Ustalara saygı kuşağı

Murat BERK UZMAN GÖRÜŞÜ

Birkaç haftadır yıl sonuna kadar piyasalarda, hem yurt içi hem de yurt dışı için olumlu görüşte olduğumuzu belirtiyoruz. Dip olabilir dediğimiz yerlerden kısa vadede hızlı bir yükseliş oldu, kritik seviyelere gelindi, dolayısıyla kısa vadede düzeltme ihtimali olsa da bu olumlu görüşlerin arkasındayız. Seneye yılın ilk çeyreğinde yurt dışında ayı piyasasına döneceğimize dair görüşlerimizin de arkasındayız.

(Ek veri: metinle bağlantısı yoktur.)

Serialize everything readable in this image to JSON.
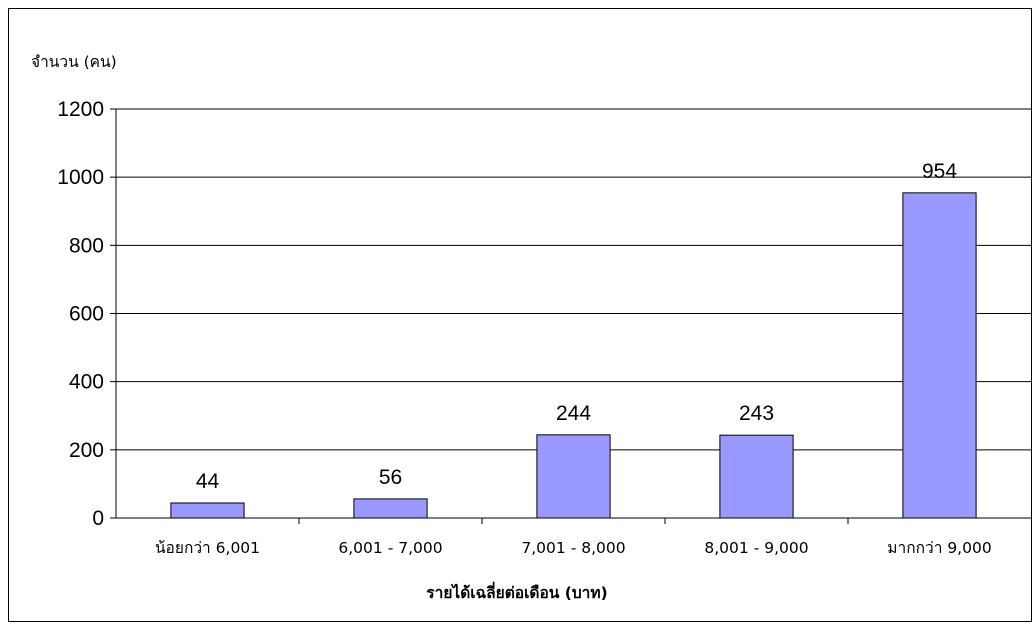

Peki neden? FED’in birinci çeyrekte duracağını tahmin etsek de henüz ekonomi ve finans sisteminde oluşan hasarın daha net ortaya çıkmasının zaman alacağını düşünüyoruz. Yani, FED faiz artırımın sonlarına yaklaşırken piyasa tahminleri ve fiyatlamaları bizce seviye olarak artık yanlış değil. Ekonomik gerçekleşmelere ilişkin göstergeler ise henüz resesyon denilebilecek seviyeleri göstermiyor. Şirketler de bu süreçte fena üçüncü çeyrek sonuçları açıklamıyor. Öte yandan taktiksel ve piyasa psikolojisi hala aşırı satımda, pozisyonlanmalar da çok yüklü değil. Bunun üzerine olumlu mevsimselliği de eklediğimizde piyasa açısından sene sonuna kadar olumlu bir fırsat penceresi yakalanabileceğini düşünüyoruz. Öte yandan önümüzdeki seneye ilişkin tahminler, her ne kadar kar beklentileri bir miktar düşürülmüş olsa da büyüme tarafında fazla iyimser.

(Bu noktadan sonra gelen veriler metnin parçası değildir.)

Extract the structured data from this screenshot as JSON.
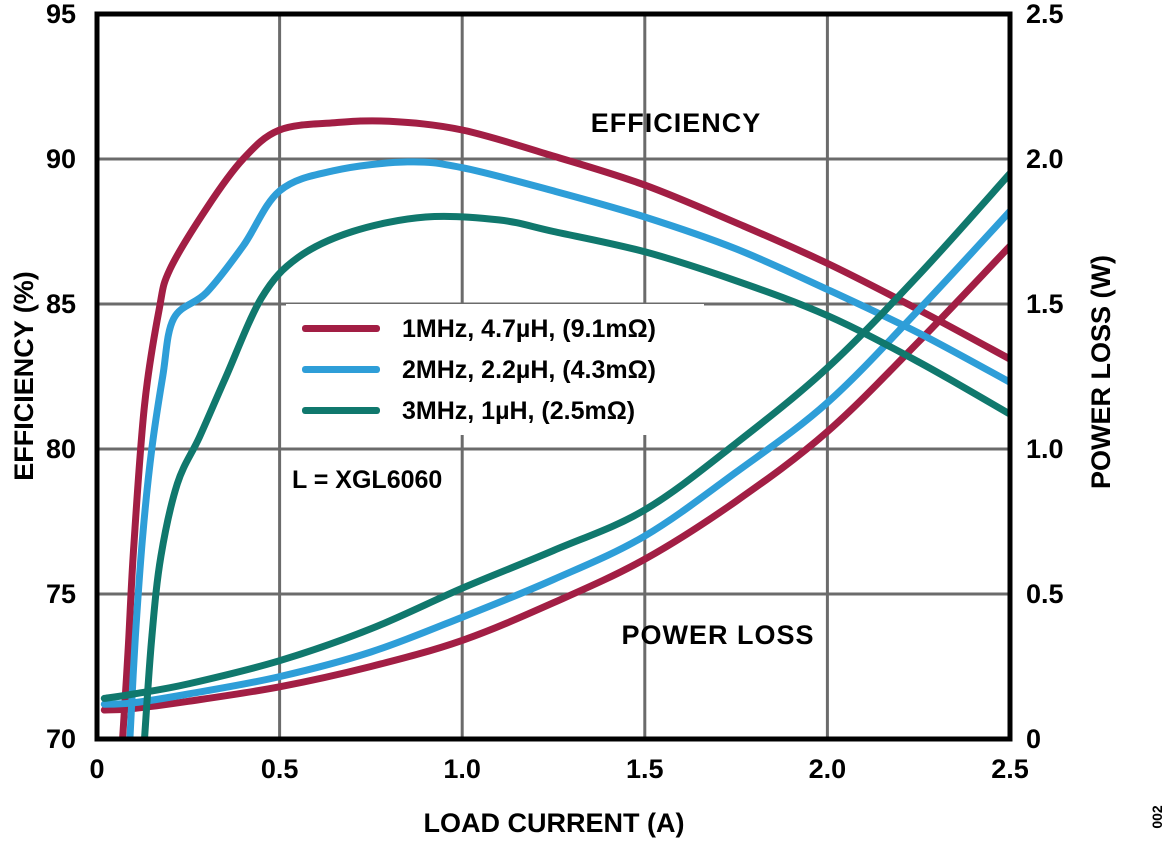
{
  "figure": {
    "efficiency_annotation": "EFFICIENCY",
    "power_loss_annotation": "POWER LOSS",
    "inductor_note": "L = XGL6060",
    "figure_number": "002"
  },
  "chart_data": {
    "type": "line",
    "title": "",
    "xlabel": "LOAD CURRENT (A)",
    "ylabel_left": "EFFICIENCY (%)",
    "ylabel_right": "POWER LOSS (W)",
    "xlim": [
      0,
      2.5
    ],
    "ylim_left": [
      70,
      95
    ],
    "ylim_right": [
      0,
      2.5
    ],
    "x_ticks": [
      "0",
      "0.5",
      "1.0",
      "1.5",
      "2.0",
      "2.5"
    ],
    "y_ticks_left": [
      "95",
      "90",
      "85",
      "80",
      "75",
      "70"
    ],
    "y_ticks_right": [
      "2.5",
      "2.0",
      "1.5",
      "1.0",
      "0.5",
      "0"
    ],
    "grid": true,
    "grid_color": "#6b6b6b",
    "legend_position": "upper-left-inside",
    "series": [
      {
        "name": "1MHz, 4.7µH, (9.1mΩ)",
        "color": "#a21e44",
        "efficiency_points": [
          [
            0.07,
            70
          ],
          [
            0.085,
            73
          ],
          [
            0.1,
            76.5
          ],
          [
            0.13,
            81.5
          ],
          [
            0.17,
            84.8
          ],
          [
            0.2,
            86.2
          ],
          [
            0.3,
            88.3
          ],
          [
            0.4,
            90.0
          ],
          [
            0.5,
            91.0
          ],
          [
            0.65,
            91.25
          ],
          [
            0.8,
            91.3
          ],
          [
            1.0,
            91.0
          ],
          [
            1.25,
            90.1
          ],
          [
            1.5,
            89.1
          ],
          [
            1.75,
            87.8
          ],
          [
            2.0,
            86.4
          ],
          [
            2.25,
            84.8
          ],
          [
            2.5,
            83.1
          ]
        ],
        "power_loss_points": [
          [
            0.02,
            0.1
          ],
          [
            0.1,
            0.105
          ],
          [
            0.25,
            0.13
          ],
          [
            0.5,
            0.18
          ],
          [
            0.75,
            0.25
          ],
          [
            1.0,
            0.34
          ],
          [
            1.25,
            0.47
          ],
          [
            1.5,
            0.62
          ],
          [
            1.75,
            0.82
          ],
          [
            2.0,
            1.06
          ],
          [
            2.25,
            1.37
          ],
          [
            2.5,
            1.7
          ]
        ]
      },
      {
        "name": "2MHz, 2.2µH, (4.3mΩ)",
        "color": "#2e9ed8",
        "efficiency_points": [
          [
            0.09,
            70
          ],
          [
            0.105,
            73.5
          ],
          [
            0.125,
            77
          ],
          [
            0.15,
            80
          ],
          [
            0.18,
            82.5
          ],
          [
            0.21,
            84.5
          ],
          [
            0.3,
            85.4
          ],
          [
            0.4,
            87.0
          ],
          [
            0.5,
            88.9
          ],
          [
            0.65,
            89.6
          ],
          [
            0.85,
            89.9
          ],
          [
            1.0,
            89.7
          ],
          [
            1.25,
            88.9
          ],
          [
            1.5,
            88.0
          ],
          [
            1.75,
            86.9
          ],
          [
            2.0,
            85.5
          ],
          [
            2.25,
            84.0
          ],
          [
            2.5,
            82.3
          ]
        ],
        "power_loss_points": [
          [
            0.02,
            0.12
          ],
          [
            0.1,
            0.125
          ],
          [
            0.25,
            0.155
          ],
          [
            0.5,
            0.215
          ],
          [
            0.75,
            0.3
          ],
          [
            1.0,
            0.42
          ],
          [
            1.25,
            0.55
          ],
          [
            1.5,
            0.7
          ],
          [
            1.75,
            0.92
          ],
          [
            2.0,
            1.16
          ],
          [
            2.25,
            1.48
          ],
          [
            2.5,
            1.82
          ]
        ]
      },
      {
        "name": "3MHz, 1µH, (2.5mΩ)",
        "color": "#10786d",
        "efficiency_points": [
          [
            0.13,
            70
          ],
          [
            0.15,
            73.5
          ],
          [
            0.175,
            76.3
          ],
          [
            0.22,
            78.8
          ],
          [
            0.28,
            80.4
          ],
          [
            0.35,
            82.4
          ],
          [
            0.45,
            85.2
          ],
          [
            0.55,
            86.6
          ],
          [
            0.7,
            87.5
          ],
          [
            0.9,
            88.0
          ],
          [
            1.1,
            87.9
          ],
          [
            1.25,
            87.5
          ],
          [
            1.5,
            86.8
          ],
          [
            1.75,
            85.8
          ],
          [
            2.0,
            84.6
          ],
          [
            2.25,
            83.0
          ],
          [
            2.5,
            81.2
          ]
        ],
        "power_loss_points": [
          [
            0.02,
            0.14
          ],
          [
            0.1,
            0.155
          ],
          [
            0.25,
            0.19
          ],
          [
            0.5,
            0.27
          ],
          [
            0.75,
            0.38
          ],
          [
            1.0,
            0.52
          ],
          [
            1.25,
            0.65
          ],
          [
            1.5,
            0.79
          ],
          [
            1.75,
            1.02
          ],
          [
            2.0,
            1.28
          ],
          [
            2.25,
            1.6
          ],
          [
            2.5,
            1.95
          ]
        ]
      }
    ]
  }
}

Milton Friedman’ın zamanında dediği gibi: “Faizlerdeki değişiminin ekonomi üzerindeki etkisini ölçmek için 6 ila 12 ay beklemek gerekir, bu nedenle de merkez bankacıları çoğu zaman kolaylıkla aşırı gevşetiyor ya da sıkılaştırıyor.” Bizce bugün piyasalarda en fazla aklımızda tutmamız gereken fikir bu. Bugün itibariyle ABD 10 yıllık bono faizleri 12 haftadır aralıksız yükselişini sürdürüyor ki bu en son 1980 başlarında görülmüştü.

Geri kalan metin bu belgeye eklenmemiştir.